I’m going to get deeper into the weeds on this point in a separate post later, but I don’t agree with MLB opening the 2024 season in Seoul. I’m all for growing the game all over the world, and the concept itself is great, but I strongly feel that this two-game set should have been played later in the season. Would it not have been better to have had this event in, say, August when the season is in a groove and nothing else is really going on sports wise? We aren’t really in our baseball stride yet. I mean, again, spring training is literally still going on, plus the country is getting ready to flop on the couch and consume March Madness all week, so I’m not sure as many eyeballs will be on the Seoul Series as maybe there would be in the dog days of summer. I dunno, maybe that’s just me.
Furthermore, and you can call me a baseball purist all you want, but Opening Day should be seen as a sacred event in the sporting calendar that should never be touched. Period. Something just feels a little weird about two regular season games being played an entire week before the rest of baseball get their respective campaigns underway. It feels a little clunky, if I’m being honest.
Although, I will say there is something nice and comforting about watching regular season baseball with a couple of cups of hot, steaming coffee. I could get used to that.
And, look, these two games the Dodgers and the Padres are playing actually count, so that’s something to celebrate.
After all, we’ve reached the point of spring training where the games are boring slogs, so it has been nice to watch a game of baseball that actually means something while writing this.
It really was something to see Shohei Ohtani step to the plate as a Dodger in a competitive game for the first-time ever. It was also cool to see OF Jackson Merrill make his Major League debut for the Padres - just the fourth player under 21 to make an Opening Day start in center field. Andruw Jones (Braves, 1998), Ken Griffey Jr. (Mariners, 1989), and Don Hahn (Expos, 1969).

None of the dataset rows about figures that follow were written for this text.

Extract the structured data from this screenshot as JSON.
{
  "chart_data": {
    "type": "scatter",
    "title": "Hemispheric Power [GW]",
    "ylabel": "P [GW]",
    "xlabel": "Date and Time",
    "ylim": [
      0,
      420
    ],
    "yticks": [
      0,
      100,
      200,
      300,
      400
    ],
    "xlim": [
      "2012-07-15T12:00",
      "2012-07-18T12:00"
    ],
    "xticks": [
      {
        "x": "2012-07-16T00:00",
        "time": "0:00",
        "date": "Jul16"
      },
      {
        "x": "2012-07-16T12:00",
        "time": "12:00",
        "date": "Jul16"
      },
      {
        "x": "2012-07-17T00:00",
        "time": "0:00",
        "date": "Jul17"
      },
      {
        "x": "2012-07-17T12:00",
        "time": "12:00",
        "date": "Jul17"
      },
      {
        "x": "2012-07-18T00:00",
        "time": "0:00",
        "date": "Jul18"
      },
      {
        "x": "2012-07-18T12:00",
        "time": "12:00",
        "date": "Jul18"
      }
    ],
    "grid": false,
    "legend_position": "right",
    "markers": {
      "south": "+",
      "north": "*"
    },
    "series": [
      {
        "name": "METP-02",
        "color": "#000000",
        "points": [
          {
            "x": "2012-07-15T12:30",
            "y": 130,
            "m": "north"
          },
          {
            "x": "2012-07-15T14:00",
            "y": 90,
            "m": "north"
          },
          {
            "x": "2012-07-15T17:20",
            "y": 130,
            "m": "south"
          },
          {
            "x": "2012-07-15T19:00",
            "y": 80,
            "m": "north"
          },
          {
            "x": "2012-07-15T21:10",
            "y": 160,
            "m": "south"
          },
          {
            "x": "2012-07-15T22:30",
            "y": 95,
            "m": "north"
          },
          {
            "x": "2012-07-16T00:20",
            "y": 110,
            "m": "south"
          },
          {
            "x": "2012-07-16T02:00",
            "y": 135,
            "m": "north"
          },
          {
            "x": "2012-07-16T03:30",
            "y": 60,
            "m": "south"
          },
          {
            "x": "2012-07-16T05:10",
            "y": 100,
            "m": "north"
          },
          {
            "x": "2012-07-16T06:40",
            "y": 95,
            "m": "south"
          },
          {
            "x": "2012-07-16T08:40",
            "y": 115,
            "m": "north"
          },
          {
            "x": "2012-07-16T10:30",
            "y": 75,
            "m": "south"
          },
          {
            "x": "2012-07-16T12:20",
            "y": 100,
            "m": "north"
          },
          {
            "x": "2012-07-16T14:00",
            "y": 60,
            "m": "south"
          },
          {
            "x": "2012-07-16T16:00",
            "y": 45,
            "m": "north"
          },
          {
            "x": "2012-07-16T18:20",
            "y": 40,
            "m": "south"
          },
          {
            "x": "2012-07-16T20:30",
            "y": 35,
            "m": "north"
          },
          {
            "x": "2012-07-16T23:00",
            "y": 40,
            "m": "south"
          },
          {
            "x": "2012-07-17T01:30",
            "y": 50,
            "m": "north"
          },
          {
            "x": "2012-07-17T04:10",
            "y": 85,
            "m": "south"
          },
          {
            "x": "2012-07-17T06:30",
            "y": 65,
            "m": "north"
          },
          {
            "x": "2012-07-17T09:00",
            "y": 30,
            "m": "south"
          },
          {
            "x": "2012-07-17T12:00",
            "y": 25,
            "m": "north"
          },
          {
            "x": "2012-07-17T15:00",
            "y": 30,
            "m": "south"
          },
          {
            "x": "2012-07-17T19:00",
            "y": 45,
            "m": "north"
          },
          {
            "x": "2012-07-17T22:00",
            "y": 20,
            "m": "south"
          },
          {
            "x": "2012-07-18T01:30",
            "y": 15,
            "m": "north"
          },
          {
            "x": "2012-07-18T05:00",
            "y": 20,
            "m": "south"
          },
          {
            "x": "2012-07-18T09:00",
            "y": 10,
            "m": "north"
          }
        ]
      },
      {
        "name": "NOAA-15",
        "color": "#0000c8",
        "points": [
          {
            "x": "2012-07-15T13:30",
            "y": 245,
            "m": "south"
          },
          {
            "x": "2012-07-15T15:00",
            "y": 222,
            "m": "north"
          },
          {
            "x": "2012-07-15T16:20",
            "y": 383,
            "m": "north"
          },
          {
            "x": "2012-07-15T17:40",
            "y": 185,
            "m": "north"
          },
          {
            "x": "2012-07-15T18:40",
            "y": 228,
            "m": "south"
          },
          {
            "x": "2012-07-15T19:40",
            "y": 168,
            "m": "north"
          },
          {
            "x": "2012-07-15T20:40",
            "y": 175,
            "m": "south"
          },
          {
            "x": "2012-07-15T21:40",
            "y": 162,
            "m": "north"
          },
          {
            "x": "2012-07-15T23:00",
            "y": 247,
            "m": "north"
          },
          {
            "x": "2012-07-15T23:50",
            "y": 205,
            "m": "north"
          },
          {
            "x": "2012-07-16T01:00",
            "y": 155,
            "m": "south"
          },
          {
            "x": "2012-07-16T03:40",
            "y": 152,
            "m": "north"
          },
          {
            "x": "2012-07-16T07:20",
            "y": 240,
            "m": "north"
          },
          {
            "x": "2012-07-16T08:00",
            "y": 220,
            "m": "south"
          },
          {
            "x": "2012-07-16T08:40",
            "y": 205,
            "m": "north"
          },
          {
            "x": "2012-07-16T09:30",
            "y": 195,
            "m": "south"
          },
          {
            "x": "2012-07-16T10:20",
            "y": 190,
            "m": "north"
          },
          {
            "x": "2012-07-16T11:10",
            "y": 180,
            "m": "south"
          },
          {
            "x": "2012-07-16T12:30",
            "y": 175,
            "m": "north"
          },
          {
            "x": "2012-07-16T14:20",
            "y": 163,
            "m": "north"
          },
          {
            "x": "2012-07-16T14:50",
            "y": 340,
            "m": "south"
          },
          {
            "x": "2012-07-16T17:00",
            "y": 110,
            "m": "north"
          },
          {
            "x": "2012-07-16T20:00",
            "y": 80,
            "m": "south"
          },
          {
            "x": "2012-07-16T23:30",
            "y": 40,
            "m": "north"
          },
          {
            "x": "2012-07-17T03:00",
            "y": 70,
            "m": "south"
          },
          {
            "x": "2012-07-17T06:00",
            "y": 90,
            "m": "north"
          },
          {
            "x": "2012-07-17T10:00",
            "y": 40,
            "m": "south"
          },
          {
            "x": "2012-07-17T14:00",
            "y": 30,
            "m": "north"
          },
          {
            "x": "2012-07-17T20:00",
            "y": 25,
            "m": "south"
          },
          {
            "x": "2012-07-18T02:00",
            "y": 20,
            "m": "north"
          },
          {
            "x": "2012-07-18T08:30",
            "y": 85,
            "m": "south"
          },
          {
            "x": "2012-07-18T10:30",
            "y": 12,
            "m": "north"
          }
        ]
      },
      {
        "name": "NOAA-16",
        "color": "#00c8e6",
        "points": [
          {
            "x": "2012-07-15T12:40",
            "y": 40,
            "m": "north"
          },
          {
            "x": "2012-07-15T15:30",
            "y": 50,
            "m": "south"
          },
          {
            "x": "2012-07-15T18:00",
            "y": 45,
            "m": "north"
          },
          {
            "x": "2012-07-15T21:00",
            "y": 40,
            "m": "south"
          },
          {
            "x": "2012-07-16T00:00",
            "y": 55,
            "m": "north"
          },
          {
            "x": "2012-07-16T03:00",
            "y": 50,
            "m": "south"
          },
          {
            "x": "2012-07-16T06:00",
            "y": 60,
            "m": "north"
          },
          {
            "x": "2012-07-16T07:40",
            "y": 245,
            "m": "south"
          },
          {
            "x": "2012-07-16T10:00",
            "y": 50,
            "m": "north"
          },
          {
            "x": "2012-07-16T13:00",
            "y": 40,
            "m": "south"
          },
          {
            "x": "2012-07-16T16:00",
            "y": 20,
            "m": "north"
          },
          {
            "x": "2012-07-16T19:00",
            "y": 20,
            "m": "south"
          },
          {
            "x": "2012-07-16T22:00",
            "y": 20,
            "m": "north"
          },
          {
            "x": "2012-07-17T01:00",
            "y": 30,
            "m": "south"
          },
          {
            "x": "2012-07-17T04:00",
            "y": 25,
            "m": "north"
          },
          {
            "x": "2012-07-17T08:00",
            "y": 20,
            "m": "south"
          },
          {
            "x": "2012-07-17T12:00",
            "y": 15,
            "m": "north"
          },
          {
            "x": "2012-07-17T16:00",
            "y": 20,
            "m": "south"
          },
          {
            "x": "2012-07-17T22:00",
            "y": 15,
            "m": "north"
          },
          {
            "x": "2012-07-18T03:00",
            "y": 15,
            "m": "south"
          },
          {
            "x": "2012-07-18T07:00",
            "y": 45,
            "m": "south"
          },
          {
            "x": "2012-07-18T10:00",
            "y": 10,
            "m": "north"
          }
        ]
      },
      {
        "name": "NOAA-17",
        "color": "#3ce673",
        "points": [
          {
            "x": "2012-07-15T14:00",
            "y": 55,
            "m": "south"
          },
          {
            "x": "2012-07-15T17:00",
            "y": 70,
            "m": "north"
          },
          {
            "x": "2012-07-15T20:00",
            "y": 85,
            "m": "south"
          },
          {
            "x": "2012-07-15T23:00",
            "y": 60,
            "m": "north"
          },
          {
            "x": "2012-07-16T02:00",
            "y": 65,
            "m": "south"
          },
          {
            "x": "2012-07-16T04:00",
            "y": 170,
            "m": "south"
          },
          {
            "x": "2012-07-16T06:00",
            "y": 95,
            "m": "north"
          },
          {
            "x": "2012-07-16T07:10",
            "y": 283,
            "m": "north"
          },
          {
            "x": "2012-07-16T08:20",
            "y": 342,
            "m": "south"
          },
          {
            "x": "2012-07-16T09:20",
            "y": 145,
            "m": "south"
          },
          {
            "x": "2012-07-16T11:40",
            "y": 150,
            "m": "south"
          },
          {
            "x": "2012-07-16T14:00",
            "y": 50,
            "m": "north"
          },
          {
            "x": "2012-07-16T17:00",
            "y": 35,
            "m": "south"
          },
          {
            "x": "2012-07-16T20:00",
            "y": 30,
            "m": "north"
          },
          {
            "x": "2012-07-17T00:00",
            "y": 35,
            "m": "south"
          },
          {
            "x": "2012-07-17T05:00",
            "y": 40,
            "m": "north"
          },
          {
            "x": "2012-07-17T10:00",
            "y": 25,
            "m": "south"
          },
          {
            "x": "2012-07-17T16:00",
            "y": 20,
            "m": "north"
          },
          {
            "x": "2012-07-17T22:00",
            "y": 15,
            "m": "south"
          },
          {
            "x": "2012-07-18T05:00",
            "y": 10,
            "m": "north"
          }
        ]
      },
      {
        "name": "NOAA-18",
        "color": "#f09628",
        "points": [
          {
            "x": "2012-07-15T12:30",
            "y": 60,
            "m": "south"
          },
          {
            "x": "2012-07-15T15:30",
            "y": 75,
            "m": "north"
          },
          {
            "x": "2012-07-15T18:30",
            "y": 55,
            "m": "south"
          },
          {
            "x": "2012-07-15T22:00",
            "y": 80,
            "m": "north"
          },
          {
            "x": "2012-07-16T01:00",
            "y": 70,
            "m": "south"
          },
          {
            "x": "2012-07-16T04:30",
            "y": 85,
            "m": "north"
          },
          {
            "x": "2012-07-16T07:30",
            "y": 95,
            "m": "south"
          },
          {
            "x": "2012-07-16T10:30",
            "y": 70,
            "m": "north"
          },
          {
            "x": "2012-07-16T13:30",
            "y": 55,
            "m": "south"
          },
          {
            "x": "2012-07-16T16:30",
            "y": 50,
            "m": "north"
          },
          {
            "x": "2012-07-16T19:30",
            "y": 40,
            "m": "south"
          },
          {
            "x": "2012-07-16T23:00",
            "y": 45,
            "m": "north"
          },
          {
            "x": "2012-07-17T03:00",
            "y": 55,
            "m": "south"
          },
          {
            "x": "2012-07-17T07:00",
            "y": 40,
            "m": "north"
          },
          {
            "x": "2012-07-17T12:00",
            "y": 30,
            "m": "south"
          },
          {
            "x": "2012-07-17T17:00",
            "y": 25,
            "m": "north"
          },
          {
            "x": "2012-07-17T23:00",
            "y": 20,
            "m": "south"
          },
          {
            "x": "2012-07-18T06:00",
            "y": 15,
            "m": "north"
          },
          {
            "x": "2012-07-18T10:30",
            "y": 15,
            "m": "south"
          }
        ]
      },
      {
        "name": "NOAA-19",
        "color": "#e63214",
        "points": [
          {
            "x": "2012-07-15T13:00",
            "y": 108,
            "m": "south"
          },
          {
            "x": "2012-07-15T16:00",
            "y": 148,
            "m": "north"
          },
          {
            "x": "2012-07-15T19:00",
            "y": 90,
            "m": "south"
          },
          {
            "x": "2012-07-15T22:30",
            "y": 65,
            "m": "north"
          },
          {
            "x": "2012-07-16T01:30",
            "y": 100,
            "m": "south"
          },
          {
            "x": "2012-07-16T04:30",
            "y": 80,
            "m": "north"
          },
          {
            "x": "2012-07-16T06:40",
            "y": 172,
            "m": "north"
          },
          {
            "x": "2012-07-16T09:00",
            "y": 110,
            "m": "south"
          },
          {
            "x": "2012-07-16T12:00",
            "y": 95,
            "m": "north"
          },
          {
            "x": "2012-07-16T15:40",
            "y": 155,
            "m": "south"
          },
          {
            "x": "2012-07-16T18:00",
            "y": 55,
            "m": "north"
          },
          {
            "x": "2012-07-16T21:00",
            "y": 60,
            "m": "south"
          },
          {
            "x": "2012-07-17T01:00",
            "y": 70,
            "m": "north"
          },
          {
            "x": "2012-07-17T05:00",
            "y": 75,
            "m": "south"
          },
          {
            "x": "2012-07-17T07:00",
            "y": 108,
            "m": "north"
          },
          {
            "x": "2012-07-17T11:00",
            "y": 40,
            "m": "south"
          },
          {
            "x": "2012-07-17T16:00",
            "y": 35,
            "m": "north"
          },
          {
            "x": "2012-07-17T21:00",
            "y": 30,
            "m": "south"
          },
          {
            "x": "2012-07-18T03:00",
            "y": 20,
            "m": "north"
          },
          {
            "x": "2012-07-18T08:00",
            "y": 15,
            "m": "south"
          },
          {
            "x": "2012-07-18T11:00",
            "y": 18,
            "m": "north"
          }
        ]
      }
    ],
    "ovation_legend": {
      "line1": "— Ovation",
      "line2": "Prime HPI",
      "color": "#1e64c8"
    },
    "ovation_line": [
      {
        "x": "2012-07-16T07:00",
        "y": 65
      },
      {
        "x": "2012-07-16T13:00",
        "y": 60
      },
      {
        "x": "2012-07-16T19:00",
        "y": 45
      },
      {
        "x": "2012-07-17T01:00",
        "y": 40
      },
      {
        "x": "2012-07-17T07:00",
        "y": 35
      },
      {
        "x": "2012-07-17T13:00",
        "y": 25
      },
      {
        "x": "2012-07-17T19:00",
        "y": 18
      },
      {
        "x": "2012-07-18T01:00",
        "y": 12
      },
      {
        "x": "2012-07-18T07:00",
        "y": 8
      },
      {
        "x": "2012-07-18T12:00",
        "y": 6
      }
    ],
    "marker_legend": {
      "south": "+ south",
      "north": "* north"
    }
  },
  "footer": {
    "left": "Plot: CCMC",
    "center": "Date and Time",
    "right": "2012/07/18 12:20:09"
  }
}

There is just so much talent on one field between the Dodgers and the Padres. I mean, it is an absolute bacchanal of star power. Ohtani, Fernando Tatis Jr., Mookie Betts, Manny Machado, Freddie Freeman, Xander Bogaerts, Tyler Glasnow, Yu Darvish, Yoshinobu Yamamoto, the list is endless. The Seoul Series is going to be a heck of a lot of fun, and I’m just thankful for the opportunity to see Ohtani take competitive at-bats that actually mean something.
And, while I’m not a fan of the regular season commencing an entire week before *actual* Opening Day, I for one am just thankful that baseball is back.
It is a very good day to be a fan of America’s National Pastime.